Rehab may face scrutiny amid CRC fallout

Opinion: Rehab’s board might want to reflect on whether the reluctance of chief executive Angela Kerins to disclose her pay is advisable

The growing controversy over how much the chief executives of companies and institutions that operate at one remove from the public service are being paid shows little sign of abating. If anything, the interest of the public and the public interest are intensifying as the details of what transpired at the Central Remedial Clinic come out into the open.

The pressure for transparency will only grow and many other organisations will come under pressure to disclose how much their senior executives are paid and what other remuneration they receive – and crucially, how it is funded.

One such organisation is Rehab, the Sandymount-based provider of education, training and employment for people with disabilities. It is big organisation, employing 3,800 people across Ireland, England, Scotland, Wales, the Netherlands and Poland. Its annual turnover in 2012 – the last year for which accounts are available – was €183 million and it reported an operating surplus of €1.5 million.

Somewhere in the region of €50 million of its income comes from the State, most of it via the HSE. It also raised about €18 mil- lion through fund-raising and its own lottery.

READ MORE

The salary of its chief executive Angela Kerins is already something of a cause célèbre, having been disclosed by Brian Kerr, the chairman of the organisation, in April 2011 following what he described as "seriously inaccurate, wild and unfair speculation in the media".

The salary of €234,000 was revealed at Kerins’s request, according to Kerr. It’s a lot of money but fell far short of the €400,000 package it was reported she had received in 2009.


Salary on the agenda
Kerins put her salary firmly back on the agenda two weeks ago when she refused to discuss it when quizzed by Gavin Jennings of RTÉ's Morning Ireland. She had gone on the programme to discuss a new contract that Rehab had signed in Saudi Arabia "in the presence of the Taoiseach", but she could hardly have been surprised to be asked about her salary.

She attempted to draw a distinction between Rehab and the other organisations then in the news – the CRC and the St Vincent’s Hospital Group. She pointed out that 60 per cent of its activities were in the commercial arena and “we do have a number companies within Rehab group that work with the Irish Government and the HSE”.

She made a point of saying that Rehab was not on the list of agencies being asked by the HSE to disclose the remuneration of the senior staff .

All of this is true, but there is more than a little of wanting the best of both worlds about it . The biggest hole in Kerins’s argument is the one that Rehab itself created when, in 2009, it tried to cut the pay of its employees by between 5 per cent and 15 per cent. This was in line with the pay cuts implemented in the public service as part of the measures to address the budget crisis.

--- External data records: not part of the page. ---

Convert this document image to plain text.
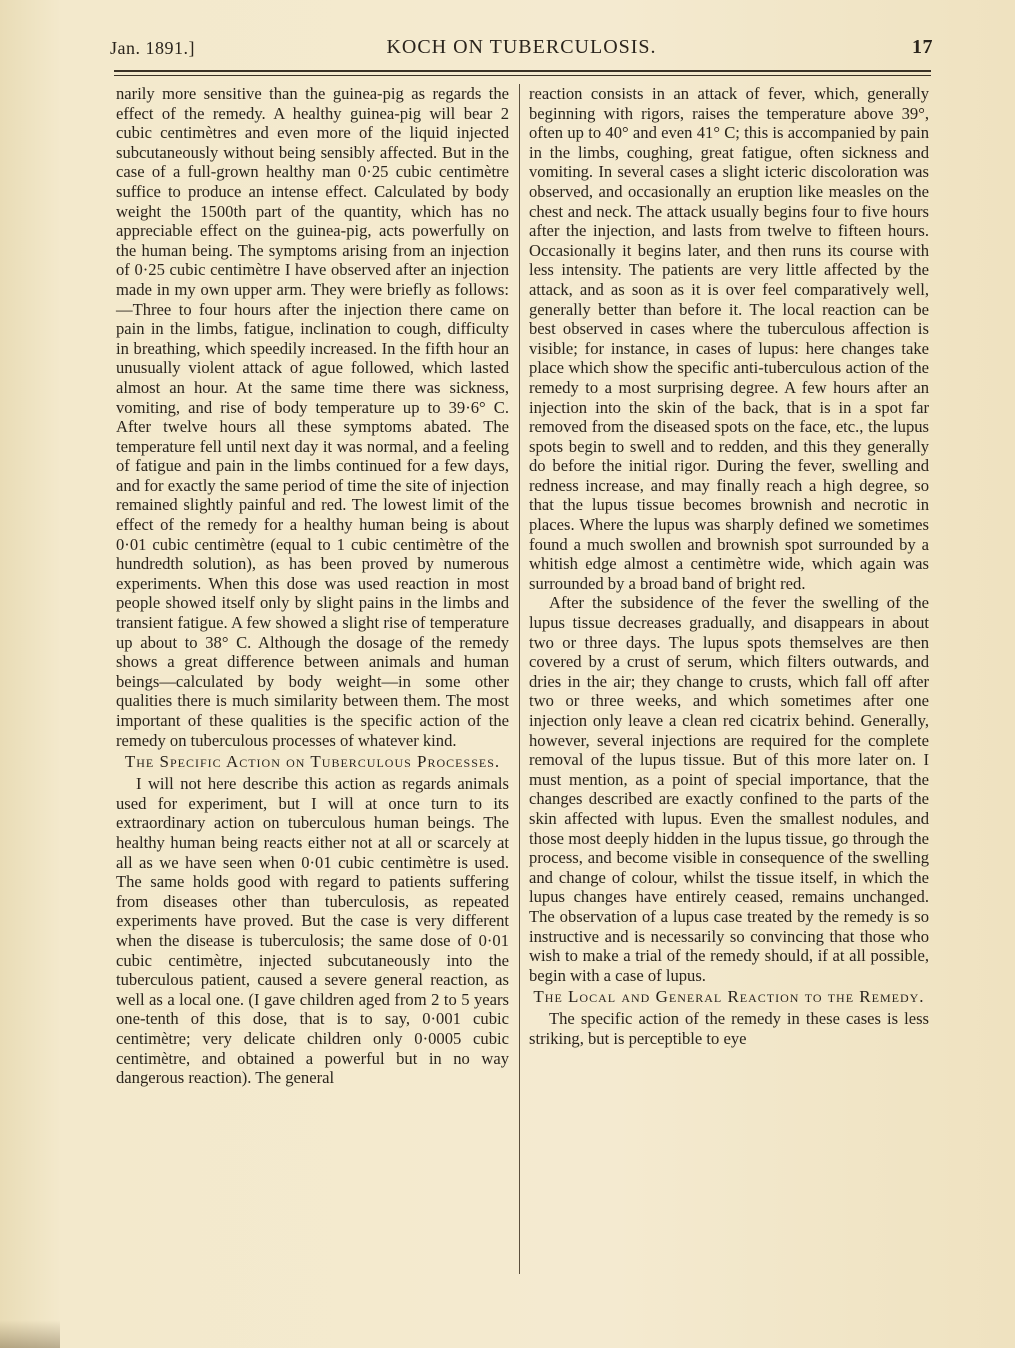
Jan. 1891.]	KOCH ON TUBERCULOSIS.	17

narily more sensitive than the guinea-pig as regards the effect of the remedy. A healthy guinea-pig will bear 2 cubic centimètres and even more of the liquid injected subcutaneously without being sensibly affected. But in the case of a full-grown healthy man 0·25 cubic centimètre suffice to produce an intense effect. Calculated by body weight the 1500th part of the quantity, which has no appreciable effect on the guinea-pig, acts powerfully on the human being. The symptoms arising from an injection of 0·25 cubic centimètre I have observed after an injection made in my own upper arm. They were briefly as follows:—Three to four hours after the injection there came on pain in the limbs, fatigue, inclination to cough, difficulty in breathing, which speedily increased. In the fifth hour an unusually violent attack of ague followed, which lasted almost an hour. At the same time there was sickness, vomiting, and rise of body temperature up to 39·6° C. After twelve hours all these symptoms abated. The temperature fell until next day it was normal, and a feeling of fatigue and pain in the limbs continued for a few days, and for exactly the same period of time the site of injection remained slightly painful and red. The lowest limit of the effect of the remedy for a healthy human being is about 0·01 cubic centimètre (equal to 1 cubic centimètre of the hundredth solution), as has been proved by numerous experiments. When this dose was used reaction in most people showed itself only by slight pains in the limbs and transient fatigue. A few showed a slight rise of temperature up about to 38° C. Although the dosage of the remedy shows a great difference between animals and human beings—calculated by body weight—in some other qualities there is much similarity between them. The most important of these qualities is the specific action of the remedy on tuberculous processes of whatever kind.

The Specific Action on Tuberculous Processes.

I will not here describe this action as regards animals used for experiment, but I will at once turn to its extraordinary action on tuberculous human beings. The healthy human being reacts either not at all or scarcely at all as we have seen when 0·01 cubic centimètre is used. The same holds good with regard to patients suffering from diseases other than tuberculosis, as repeated experiments have proved. But the case is very different when the disease is tuberculosis; the same dose of 0·01 cubic centimètre, injected subcutaneously into the tuberculous patient, caused a severe general reaction, as well as a local one. (I gave children aged from 2 to 5 years one-tenth of this dose, that is to say, 0·001 cubic centimètre; very delicate children only 0·0005 cubic centimètre, and obtained a powerful but in no way dangerous reaction). The general

reaction consists in an attack of fever, which, generally beginning with rigors, raises the temperature above 39°, often up to 40° and even 41° C; this is accompanied by pain in the limbs, coughing, great fatigue, often sickness and vomiting. In several cases a slight icteric discoloration was observed, and occasionally an eruption like measles on the chest and neck. The attack usually begins four to five hours after the injection, and lasts from twelve to fifteen hours. Occasionally it begins later, and then runs its course with less intensity. The patients are very little affected by the attack, and as soon as it is over feel comparatively well, generally better than before it. The local reaction can be best observed in cases where the tuberculous affection is visible; for instance, in cases of lupus: here changes take place which show the specific anti-tuberculous action of the remedy to a most surprising degree. A few hours after an injection into the skin of the back, that is in a spot far removed from the diseased spots on the face, etc., the lupus spots begin to swell and to redden, and this they generally do before the initial rigor. During the fever, swelling and redness increase, and may finally reach a high degree, so that the lupus tissue becomes brownish and necrotic in places. Where the lupus was sharply defined we sometimes found a much swollen and brownish spot surrounded by a whitish edge almost a centimètre wide, which again was surrounded by a broad band of bright red.

After the subsidence of the fever the swelling of the lupus tissue decreases gradually, and disappears in about two or three days. The lupus spots themselves are then covered by a crust of serum, which filters outwards, and dries in the air; they change to crusts, which fall off after two or three weeks, and which sometimes after one injection only leave a clean red cicatrix behind. Generally, however, several injections are required for the complete removal of the lupus tissue. But of this more later on. I must mention, as a point of special importance, that the changes described are exactly confined to the parts of the skin affected with lupus. Even the smallest nodules, and those most deeply hidden in the lupus tissue, go through the process, and become visible in consequence of the swelling and change of colour, whilst the tissue itself, in which the lupus changes have entirely ceased, remains unchanged. The observation of a lupus case treated by the remedy is so instructive and is necessarily so convincing that those who wish to make a trial of the remedy should, if at all possible, begin with a case of lupus.

The Local and General Reaction to the Remedy.

The specific action of the remedy in these cases is less striking, but is perceptible to eye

Siptu, which represented 750 workers at Rehab, objected on the basis that Rehab workers were not public servants and thus the measurers did not apply to them. It also argued that there were no apparent financial problems at Rehab.

Rehab argued, however, that it had “clear links to public service rates of pay and pay movements” and also that “the group is fully dependent on funders and it was these funders who demanded the wage cuts in line with those in the public sector”, according to the recommendation of the Labour Court.

The Labour Court agreed with Rehab that “there is an established de facto alignment with the public sector for the purpose of pay adjustment”, but ruled that the organisation had failed to make the case for a pay cut and called for an independent examination of the company’s books.


Black public mood
It is somewhat disingenuous of Rehab to hold itself out as a publicly funded extension of the public service when it wants to cut the pay of the its workers but characterises itself as a private commercial organisation when asked to disclose how much it pays its chief executive.

It may be correct and it may be legal but it does not chime with the public mood which grows blacker by the day.

The board of the organisation might want to reflect on whether its chief executive’s reluctance is disclose her pay is advisable, let alone justified.